We realized and checked with specialists that there are limitations about how many connections can be maintained at the same time. We also realized a socket handling problem in the Java ME implementation. A peer-to-peer application usually has to connect to several other peers. It is possible that some of the peers are off-line or not responding at all. The problem is that the timeout when the system realizes that the address is not responding is 244 seconds on S40 devices and 163 seconds on S60 devices.

Furthermore S40 platform (tested till S40 5th Edition FP1) can handle only one connection request at the same time (S60 is able to handle 8 connection requests in parallel). These show that peer-to-peer applications have different platform requirements than other type of applications and that they bring up problems that are not experienced by other ones.

6.3.2 Processing Power Limitations

Implementing BitTorrent on resource limited mobile devices sets special require-ments to the algorithms. First, we should pay attention to memory usage since its size is much more limited than on PC for example. Therefore a good guideline is to store only that data in the memory which we are currently working on.

Another important thing is to support some kind of thread handling, because BitTorrent uses several connections at the same time. With proper balancing of different connection threads, the application is able to download from several peers at the same time.

While we are developing for simple mobile devices we also have to consider that they have limited processing power. BitTorrent protocol uses the Secure Hash Algorithm version 1.0 (SHA1) for checking the consistency of the downloaded content. When the application has downloaded a piece it has to calculate the hash value of the content and compare it to the value in the original torrent file.

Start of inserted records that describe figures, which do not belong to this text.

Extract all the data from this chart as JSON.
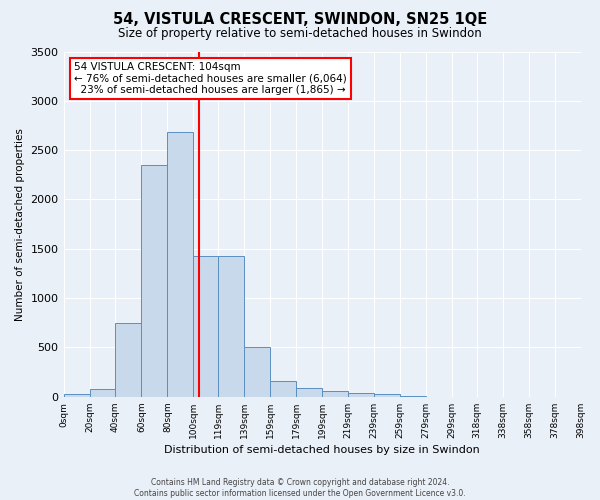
{
  "title": "54, VISTULA CRESCENT, SWINDON, SN25 1QE",
  "subtitle": "Size of property relative to semi-detached houses in Swindon",
  "xlabel": "Distribution of semi-detached houses by size in Swindon",
  "ylabel": "Number of semi-detached properties",
  "property_size": 104,
  "property_label": "54 VISTULA CRESCENT: 104sqm",
  "pct_smaller": 76,
  "count_smaller": 6064,
  "pct_larger": 23,
  "count_larger": 1865,
  "bin_labels": [
    "0sqm",
    "20sqm",
    "40sqm",
    "60sqm",
    "80sqm",
    "100sqm",
    "119sqm",
    "139sqm",
    "159sqm",
    "179sqm",
    "199sqm",
    "219sqm",
    "239sqm",
    "259sqm",
    "279sqm",
    "299sqm",
    "318sqm",
    "338sqm",
    "358sqm",
    "378sqm",
    "398sqm"
  ],
  "bin_left": [
    0,
    20,
    40,
    60,
    80,
    100,
    119,
    139,
    159,
    179,
    199,
    219,
    239,
    259,
    279,
    299,
    318,
    338,
    358,
    378
  ],
  "bin_widths": [
    20,
    20,
    20,
    20,
    20,
    19,
    20,
    20,
    20,
    20,
    20,
    20,
    20,
    20,
    20,
    19,
    20,
    20,
    20,
    20
  ],
  "counts": [
    25,
    75,
    750,
    2350,
    2680,
    1430,
    1430,
    500,
    160,
    90,
    60,
    40,
    25,
    5,
    3,
    2,
    1,
    0,
    0,
    0
  ],
  "bar_color": "#c8d9ec",
  "bar_edge_color": "#5a8fc2",
  "red_bar_index": 4,
  "red_bar_color": "#c8d9ec",
  "red_line_x": 104,
  "vline_color": "red",
  "ylim_max": 3500,
  "yticks": [
    0,
    500,
    1000,
    1500,
    2000,
    2500,
    3000,
    3500
  ],
  "bg_color": "#eaf0f8",
  "grid_color": "white",
  "footer_line1": "Contains HM Land Registry data © Crown copyright and database right 2024.",
  "footer_line2": "Contains public sector information licensed under the Open Government Licence v3.0."
}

This mechanism allows us to find and avoid the faulty or badly downloaded pieces.

Experiences shows that one piece out of 100 can be bad which means without hash checking the probability of error is quite high even for medium-sized content.

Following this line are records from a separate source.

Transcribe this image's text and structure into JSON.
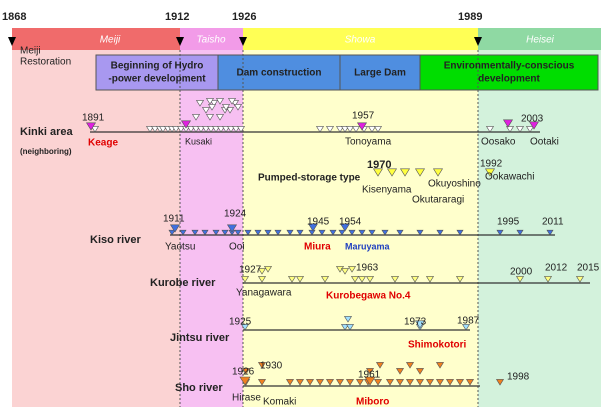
{
  "header": {
    "years": [
      "1868",
      "1912",
      "1926",
      "1989"
    ],
    "eras": [
      "Meiji",
      "Taisho",
      "Showa",
      "Heisei"
    ],
    "restoration": [
      "Meiji",
      "Restoration"
    ]
  },
  "phases": [
    [
      "Beginning of Hydro",
      "-power development"
    ],
    [
      "Dam construction"
    ],
    [
      "Large Dam"
    ],
    [
      "Environmentally-conscious",
      "development"
    ]
  ],
  "rows": {
    "kinki": {
      "name": "Kinki area",
      "note": "(neighboring)",
      "years": [
        "1891",
        "1957",
        "2003"
      ],
      "places": [
        "Keage",
        "Kusaki",
        "Tonoyama",
        "Oosako",
        "Ootaki"
      ]
    },
    "pumped": {
      "name": "Pumped-storage type",
      "years": [
        "1970",
        "1992"
      ],
      "places": [
        "Kisenyama",
        "Okuyoshino",
        "Ookawachi",
        "Okutararagi"
      ]
    },
    "kiso": {
      "name": "Kiso river",
      "years": [
        "1911",
        "1924",
        "1945",
        "1954",
        "1995",
        "2011"
      ],
      "places": [
        "Yaotsu",
        "Ooi",
        "Miura",
        "Maruyama"
      ]
    },
    "kurobe": {
      "name": "Kurobe river",
      "years": [
        "1927",
        "1963",
        "2000",
        "2012",
        "2015"
      ],
      "places": [
        "Yanagawara",
        "Kurobegawa No.4"
      ]
    },
    "jintsu": {
      "name": "Jintsu river",
      "years": [
        "1925",
        "1973",
        "1987"
      ],
      "places": [
        "Shimokotori"
      ]
    },
    "sho": {
      "name": "Sho river",
      "years": [
        "1926",
        "1930",
        "1961",
        "1998"
      ],
      "places": [
        "Hirase",
        "Komaki",
        "Miboro"
      ]
    }
  }
}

6.3.3 File Handling Limitations

In BitTorrent we need to store the downloaded content on the file system of the device. File handling in Java ME differs from the general Java file handling. The main difference is that we can access the file only via input- and output-streams.

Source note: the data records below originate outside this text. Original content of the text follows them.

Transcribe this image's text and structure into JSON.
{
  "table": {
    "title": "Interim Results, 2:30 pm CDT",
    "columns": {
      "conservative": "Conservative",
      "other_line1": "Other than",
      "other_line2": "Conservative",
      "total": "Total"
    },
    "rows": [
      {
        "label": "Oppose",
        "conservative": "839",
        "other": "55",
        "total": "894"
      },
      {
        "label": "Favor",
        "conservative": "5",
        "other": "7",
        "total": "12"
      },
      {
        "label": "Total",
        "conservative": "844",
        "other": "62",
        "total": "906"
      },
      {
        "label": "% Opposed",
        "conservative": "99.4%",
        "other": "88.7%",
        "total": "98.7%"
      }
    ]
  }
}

The major difficulty is reading a file from a specific position, because there is no efficient file seek mechanism implemented. The problem is that it is not possible to move to a specific position within the stream. For instance if we want to read the last 50 kB from a 40 MB file then we have to read the whole input stream until we reach the right position, and that may take long time. We have also checked this with specialists.

We managed to round this issue in case of content download, because we cal-culate the piece hash values iteratively as they are being downloaded, thus we do not need to read the piece from the file system when it has been downloaded

completely. However this issue remains when we consider piece uploading, because piece requests can arrive from any position of the file.

Investigating this issue, we measured the speed of reading a 64KB size of piece from different position of a file.

Table 6.1. File read performance

(ms) Begin Center End

File1 (2 MB) 1092 4397 7104 File2 (3 MB) 1110 10848 20212 File3 (4 MB) 1146 14478 27213

Table 6.4 illustrates averages, how much time it takes to read the piece from a file. The values in the table are in millisecond. The measurements were made on a Nokia 6230i, 6280, 6500c, 6500 slide, N82, N91 and N93 devices. The rates are very similar on other similar devices. We chose file sizes which are typical on mobile devices like for images, mp3 music and other multimedia files. We can see that the file reading is a bottleneck. In case of BitTorrent it is possible to request the pieces in order or only serve those requests which are close to our current position in the file, but in any cases this issue should be considered carefully.